Sandpiper Shelved.


Courtesy Winona LaDuke/Honor the Earth. The Sandpiper pipeline would have run through sensitive waterways, jeopardizing Ojibwe manoomin, or wild rice.

Courtesy Winona LaDuke/Honor the Earth.
The Sandpiper pipeline would have run through sensitive waterways, jeopardizing Ojibwe manoomin, or wild rice.

Enbridge Inc. has officially dropped its bid to build the $900 million Sandpiper oil pipeline, which would have crossed through Ojibwe wild rice lands.

The company said on September 1 that it was withdrawing its applications from the Minnesota Public Utilities after determining that “the project should be delayed until such time as crude oil production in North Dakota recovers sufficiently to support development of new pipeline capacity,” the company said in a statement on September 1.

The announcement came a month after the energy conglomerate revealed that it had bought a stake in the Dakota Access pipeline project, which is being opposed all along its four-state route.

“We are grateful for this victory against the black snake that threatened our water, wild rice, and way of life as Ojibwe people,” said Winona LaDuke, founder of the conservation group Honor the Earth, in a statement. “We call this land Anishinaabe Akiing. This is the land we belong to, and we will continue to protect it, as our ancestors did before us. We stand united against the proposed Line 3 pipeline, Dakota Access, and any new fossil fuel infrastructure anywhere. Our resistance will only continue to grow.”

I’m glad for this, however, I don’t trust any oil company to do the right thing, or to keep their grubby greed off Indian land. They have already shown, in the most despicable way, what concerns them. Full article here.

Comments

  1. says

    Minnesota Public Utilities after determining that “the project should be delayed until such time as crude oil production in North Dakota recovers sufficiently

    I don’t read that as shelved, I read that as “when prices go back up” it’ll be profitable and it’ll happen.

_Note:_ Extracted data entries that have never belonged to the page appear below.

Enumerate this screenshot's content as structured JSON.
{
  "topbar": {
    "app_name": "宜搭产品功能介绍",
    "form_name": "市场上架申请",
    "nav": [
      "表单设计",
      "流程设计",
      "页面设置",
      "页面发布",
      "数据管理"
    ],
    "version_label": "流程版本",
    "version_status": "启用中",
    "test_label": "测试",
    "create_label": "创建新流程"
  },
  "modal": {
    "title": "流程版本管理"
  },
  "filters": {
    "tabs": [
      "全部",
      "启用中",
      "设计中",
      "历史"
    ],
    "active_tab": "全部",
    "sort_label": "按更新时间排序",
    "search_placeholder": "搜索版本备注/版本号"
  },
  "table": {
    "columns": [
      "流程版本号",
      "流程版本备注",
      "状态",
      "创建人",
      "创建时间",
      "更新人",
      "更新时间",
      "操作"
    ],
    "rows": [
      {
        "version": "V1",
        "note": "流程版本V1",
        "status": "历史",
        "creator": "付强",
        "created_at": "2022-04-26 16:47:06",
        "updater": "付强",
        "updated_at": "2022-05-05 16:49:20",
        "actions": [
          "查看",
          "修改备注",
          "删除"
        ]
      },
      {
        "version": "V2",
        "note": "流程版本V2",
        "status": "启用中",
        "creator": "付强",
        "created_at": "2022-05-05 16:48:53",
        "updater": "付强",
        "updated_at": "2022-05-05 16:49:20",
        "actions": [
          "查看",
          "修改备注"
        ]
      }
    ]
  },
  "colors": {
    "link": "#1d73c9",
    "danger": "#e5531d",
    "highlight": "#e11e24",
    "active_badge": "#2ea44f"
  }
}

    Seems like pipes would be super susceptible to sabotage, to drive their costs toward prohibitively expensive. Maybe the Earth Firsters were right, and monkeywrenching would work. That heavy equipment is expensive; it’d be a shame if someone stuck a rag in the fuel tank and lit it.

  2. kestrel says

    This is good news. I’m very glad to hear it, but I’m afraid that, quite cynically, I don’t trust Big Oil either.

    I wish some of these dipsticks would realize there is a fortune to be made in new technology and new energy sources. If they would instead spend all this money working on a platform in the Atlantic with wind turbines instead of crappier and crappier grades of oil, they would make yet another fortune. On top of the 15 or 20 they already have.

  3. says

    @kestrel:
    Sun Tzu would argue that the way to handle these people would be to weaponize Epicureanism at them: those things you enjoy about your wealth: safety, comfort, luxury, we are going to make them unenjoyable. Go after the leaders, personally. Ghenghis Khan would grab one of those guys and give him all the oil he could drink, pour encourager les autres. I am starting to see the rightness in that approach compared to pacifism.

    And that circles me right back to my view that ISIS is about politics not islam, and that the atheists who say its because islam is a religion of violence -- no: retaliation for wrongs is a piece of the underpinnings of human ethical systems, and when you’re up against an opponent who doesn’t care for your suffering AT ALL -- as in this case -- then you have to make them suffer too, so they understand.

    I wonder where the CEO lives and how he’d like it if someone ran a bulldozer through his house. “My carpet!”

  4. says

    How are you going to limit use of violence to only those whose causes you support?
    I remember the Birmingham Church bombing. Four dead little girls…….

  5. rq says

    This is conditional good news. I’m glad Sandpiper is not going forward, and I’m glad North Dakota is costing them money -- I only hope it keeps costing them enough money to make them rethink their greedy scheme.

  6. says

    Robertbaden @ 4:

    I know you live to scold people, but I don’t see you saying one damn thing about the travesty committed. Save your scolding for elsewhere.

  7. says

    rq:

    I’m glad North Dakota is costing them money – I only hope it keeps costing them enough money to make them rethink their greedy scheme.

    It’s not costing them enough. There can be no enough. That said, all they had to do was go with the original plan, and put the damn thing by Bismarck, but nooooo, can’t have white people upset.